A summit on the housing crisis engulfing the Greater Whitsundays has hit a snag with one infuriated Mackay councillor slamming the lack of urgency as ‘beyond a joke’.
Outspoken Mackay councillor Martin Bella is incensed by the region’s rising homelessness and said the summit delay was “beyond a joke”.
“It is just not good enough,” he said.
“Ultimately there is no urgency whatsoever from people who have the power to make decisions.”
Mackay’s rental vacancy rate is consistently below one per cent and shortages in housing and emergency accommodation are also squeezing the Whitsunday and Isaac regions.
The summit, led by the Greater Whitsundays Housing Project and originally scheduled for June 6, was set to be backed by a $100,000 study from consultant firm Urbis offering tangible solutions to the region’s deep-rooted mismatch between housing supply and demand.
But the project’s leaders, including Greater Whitsundays RDA CEO Robert Cocco and Greater Whitsunday Communities project manager Tonia Wilson, said more detail was needed with Urbis sent back to collect more data.
“If we don’t have quality data, we won’t have a quality outcome,” Ms Wilson said.
The summit will now take place on August 15.
Mr Cocco stressed the delay would result in a better long-term outcome.
“What we don’t want is this summit just being quite frankly a talk-fest,” he said.

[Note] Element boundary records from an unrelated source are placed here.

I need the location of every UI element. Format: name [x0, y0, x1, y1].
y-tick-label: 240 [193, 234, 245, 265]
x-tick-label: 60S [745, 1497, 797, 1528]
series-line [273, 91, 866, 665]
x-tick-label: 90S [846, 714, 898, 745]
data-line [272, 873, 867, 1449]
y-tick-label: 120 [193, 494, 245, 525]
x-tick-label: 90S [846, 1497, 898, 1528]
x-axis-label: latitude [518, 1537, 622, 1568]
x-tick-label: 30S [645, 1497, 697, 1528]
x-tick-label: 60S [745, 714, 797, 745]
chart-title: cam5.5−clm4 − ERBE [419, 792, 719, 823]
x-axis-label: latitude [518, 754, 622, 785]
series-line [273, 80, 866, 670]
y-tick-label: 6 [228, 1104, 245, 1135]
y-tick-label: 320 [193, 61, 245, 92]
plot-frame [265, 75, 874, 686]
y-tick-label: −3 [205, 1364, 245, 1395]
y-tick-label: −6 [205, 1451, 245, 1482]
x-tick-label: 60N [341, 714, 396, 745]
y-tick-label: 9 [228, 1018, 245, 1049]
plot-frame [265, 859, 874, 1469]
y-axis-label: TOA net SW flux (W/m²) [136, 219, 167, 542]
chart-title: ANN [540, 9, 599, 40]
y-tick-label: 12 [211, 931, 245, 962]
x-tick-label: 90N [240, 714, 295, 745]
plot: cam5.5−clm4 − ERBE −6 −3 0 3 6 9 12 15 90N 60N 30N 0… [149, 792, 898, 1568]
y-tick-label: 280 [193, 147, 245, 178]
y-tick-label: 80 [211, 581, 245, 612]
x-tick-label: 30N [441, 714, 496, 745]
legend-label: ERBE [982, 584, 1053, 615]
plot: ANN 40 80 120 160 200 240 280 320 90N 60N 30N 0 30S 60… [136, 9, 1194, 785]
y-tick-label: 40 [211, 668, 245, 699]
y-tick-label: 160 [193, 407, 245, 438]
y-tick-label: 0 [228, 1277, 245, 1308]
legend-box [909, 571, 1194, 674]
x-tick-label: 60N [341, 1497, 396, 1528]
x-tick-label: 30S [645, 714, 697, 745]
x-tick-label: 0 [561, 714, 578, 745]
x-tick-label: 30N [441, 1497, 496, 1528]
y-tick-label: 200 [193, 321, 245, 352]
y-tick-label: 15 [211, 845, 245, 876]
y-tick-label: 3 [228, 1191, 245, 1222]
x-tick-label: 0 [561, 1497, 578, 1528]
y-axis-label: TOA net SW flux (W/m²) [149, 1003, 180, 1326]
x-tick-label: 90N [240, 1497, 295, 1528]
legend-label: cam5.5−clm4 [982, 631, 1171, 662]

“We want it to be something that has a meaningful exchange of data and information for the 150-odd people who are going to be there.
“It will allow them to be better informed of the issues and what are some of the coherent solutions to some of this.”
Mr Cocco noted the August summit would follow the state government’s June budget, which he argued could give stakeholders a clearer sense of the government’s approach to the problem.
Before the summit and study, the project produced a roundtable report compiled from leading figures across the Mackay, Whitsunday and Isaac housing sectors on some low-hanging fruit, or “quick wins”, that could begin to ease the stress.
Converting containers into houses, turning existing and under-utilised buildings into residential accommodation, deploying storage facilities as homeless shelters, mapping under-utilised housing assets, building demountables on available government land and determining how many homes were vacant across all three LGAs were some of the ideas floated to move the region onto a more stable footing.
The cost of the roundtable report, Urbis study and summit is pegged at $135,000.
Housing Minister Meaghan Scanlon, in the region to inspect new social housing in Cannonvale and Slade Point, said the crisis could only be resolved by all levels of government working collaboratively.
“I don’t accept it is only the state government’s responsibility, everyone has a role to play in unlocking supply and finding solutions, particularly around affordable housing,” she said.
She said local councils had a central role to play in generating more supply, though she did not specify what policies she hoped councils would pursue to do this.
She said her government would begin building almost 100 new social homes in the region by mid-2025.
Ms Scanlon also said she was eager to connect with the Greater Whitsundays Housing Project summit.